Sometimes it doesn’t matter how much effort you pour into your projects; there will always be someone trying to rain on your parade. This was the experience here at Software Planet Group when totally out of the blue, in a New York pizzeria-style move of underhanded, mafia-like rivalry, our client was hacked by their long-time greatest competitor.
The victims in question were Ted and Marie Giouzelis, proud owners of The Lunchmaster, a school meal delivery solution.
According to Vishal Jangla, deputy district attorney of San Mateo County, California, the California Department of Education had been given an anonymous tip-off that the Lunchmaster’s web application was “dangerously unsecure.” Bizarrely, however, the tipsters had themselves obtained their personal student information, including pupil names, academic grades, meal preferences and other data.
“At first, though the Giouzelises did have an initial suspect in mind, we didn’t know for certain who was actually behind the attack,” Alex Lukavyi, SPG project manager, said. “So I immediately informed the dev team and we started to do our own digging.”
Concurrently, the Lunchmaster also contacted the FBI and county sheriff in April 2018, marking the beginning of a year-long criminal investigation.
Because Lukavyi in particular possessed a thorough understanding of the system, getting to the bottom of the attack was, in his view, a matter of personal responsibility.

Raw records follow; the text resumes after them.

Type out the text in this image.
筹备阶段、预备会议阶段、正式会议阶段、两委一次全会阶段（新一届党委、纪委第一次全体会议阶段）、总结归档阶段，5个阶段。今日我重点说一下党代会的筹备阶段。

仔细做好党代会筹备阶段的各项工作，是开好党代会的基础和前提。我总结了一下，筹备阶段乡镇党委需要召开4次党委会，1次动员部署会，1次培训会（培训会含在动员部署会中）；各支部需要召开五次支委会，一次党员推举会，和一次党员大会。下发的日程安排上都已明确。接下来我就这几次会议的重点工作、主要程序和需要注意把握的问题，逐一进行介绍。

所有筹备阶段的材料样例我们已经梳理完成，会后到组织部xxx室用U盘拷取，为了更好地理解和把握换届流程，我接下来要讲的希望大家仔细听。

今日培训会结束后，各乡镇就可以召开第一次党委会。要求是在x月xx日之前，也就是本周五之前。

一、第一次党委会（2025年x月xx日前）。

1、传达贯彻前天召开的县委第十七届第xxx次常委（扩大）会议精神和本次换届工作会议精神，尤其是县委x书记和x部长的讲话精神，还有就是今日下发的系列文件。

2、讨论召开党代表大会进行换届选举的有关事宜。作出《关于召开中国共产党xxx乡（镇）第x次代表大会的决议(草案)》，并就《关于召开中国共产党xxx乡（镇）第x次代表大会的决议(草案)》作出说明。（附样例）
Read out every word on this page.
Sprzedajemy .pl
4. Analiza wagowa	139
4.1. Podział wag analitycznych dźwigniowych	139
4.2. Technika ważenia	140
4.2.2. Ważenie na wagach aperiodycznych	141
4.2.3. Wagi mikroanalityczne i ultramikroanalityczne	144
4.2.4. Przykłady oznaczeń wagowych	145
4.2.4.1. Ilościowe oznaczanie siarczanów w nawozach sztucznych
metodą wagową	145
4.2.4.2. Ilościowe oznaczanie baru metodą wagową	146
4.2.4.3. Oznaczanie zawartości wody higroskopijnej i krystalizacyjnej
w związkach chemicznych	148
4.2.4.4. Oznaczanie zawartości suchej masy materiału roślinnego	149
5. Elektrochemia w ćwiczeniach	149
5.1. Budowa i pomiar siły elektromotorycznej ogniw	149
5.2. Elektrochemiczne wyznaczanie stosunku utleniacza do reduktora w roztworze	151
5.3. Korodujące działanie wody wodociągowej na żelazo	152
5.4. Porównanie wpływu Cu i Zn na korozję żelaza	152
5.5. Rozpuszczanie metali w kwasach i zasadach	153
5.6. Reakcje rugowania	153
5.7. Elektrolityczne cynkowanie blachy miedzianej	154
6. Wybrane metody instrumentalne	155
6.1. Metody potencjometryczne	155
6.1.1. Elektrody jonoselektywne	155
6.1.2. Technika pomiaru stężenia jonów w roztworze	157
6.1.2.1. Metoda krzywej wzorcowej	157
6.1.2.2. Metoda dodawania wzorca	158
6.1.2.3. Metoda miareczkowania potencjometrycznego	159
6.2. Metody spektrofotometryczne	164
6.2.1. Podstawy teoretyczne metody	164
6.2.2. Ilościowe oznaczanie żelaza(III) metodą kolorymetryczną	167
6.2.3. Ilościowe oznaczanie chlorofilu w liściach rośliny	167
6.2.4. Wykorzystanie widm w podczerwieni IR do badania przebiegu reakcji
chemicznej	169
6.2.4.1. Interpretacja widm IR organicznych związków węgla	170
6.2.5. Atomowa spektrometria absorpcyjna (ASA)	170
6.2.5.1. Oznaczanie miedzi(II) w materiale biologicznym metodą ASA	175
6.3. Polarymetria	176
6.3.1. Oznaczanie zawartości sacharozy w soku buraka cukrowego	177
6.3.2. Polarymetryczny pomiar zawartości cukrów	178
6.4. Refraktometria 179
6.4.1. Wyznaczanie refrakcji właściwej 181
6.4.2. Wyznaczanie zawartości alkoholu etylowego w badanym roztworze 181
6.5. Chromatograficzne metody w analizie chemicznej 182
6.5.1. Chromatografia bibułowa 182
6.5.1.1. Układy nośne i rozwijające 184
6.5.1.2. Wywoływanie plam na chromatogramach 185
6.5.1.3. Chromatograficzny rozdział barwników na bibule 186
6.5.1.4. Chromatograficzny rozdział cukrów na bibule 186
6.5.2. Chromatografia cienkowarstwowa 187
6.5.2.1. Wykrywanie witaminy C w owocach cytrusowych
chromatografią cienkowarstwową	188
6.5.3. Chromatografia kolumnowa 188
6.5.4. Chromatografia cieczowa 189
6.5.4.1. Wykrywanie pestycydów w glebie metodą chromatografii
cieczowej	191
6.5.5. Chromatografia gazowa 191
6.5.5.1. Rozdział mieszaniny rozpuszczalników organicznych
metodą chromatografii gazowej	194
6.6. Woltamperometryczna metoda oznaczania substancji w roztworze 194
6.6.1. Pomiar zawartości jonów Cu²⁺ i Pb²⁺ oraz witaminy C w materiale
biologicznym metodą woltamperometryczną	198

His intincts proved correct, as what he found was truly amazing.
“We were able to trace the breach back to an IP address in Danville, which is where the offices of Choicelunch, the Lunchmaster’s arch-nemesis, if you will, are located,” the developer said.
In the end, 40-year-old Keith Cosbey, the chief financial officer of Choicelunch, was arrested in April 2019 on charges of identity theft and unauthorised computer access. Though he has since been released on a $125,000 (£98,250) bond, if convicted of the charges above, he could be facing up to three years in prison.
But why then would a C-level executive risk not only his career but his very own freedom to take part in a petty food feud? Apparently — somewhat anticlimactically — it really did all come down to money, as according to the San Francisco Chronicle, the American school lunch business is worth a staggering $14 billion (£11 billion).
Still, to the Giouzelises, the arrest came as a shock in the same measure as a sigh of relief, as by the time the culprit was identified, speculation had been running wild.
“At one point, we even wondered if there was a spy in our client’s office”, Lukavyi said, “but thank goodness none of that was true!”
Instead, Software Planet Group were thanked by the county sheriff’s department, as we were able to save them an extraordinary amount of time.
As for Ted and Marie Giouzelis, well they have certainly had enough of Mr. Cosbey’s dirty shenanigans.
“We try to serve school lunches,” Ted Giouzelis said, “but it’s just so complicated sometimes.”
Lukavyi definitely agrees, but he is thankful for the learning experience.
“It was a very unfortunate situation, but do you know what? This isn’t the Sopranos! What doesn’t kill you makes you a better software company.”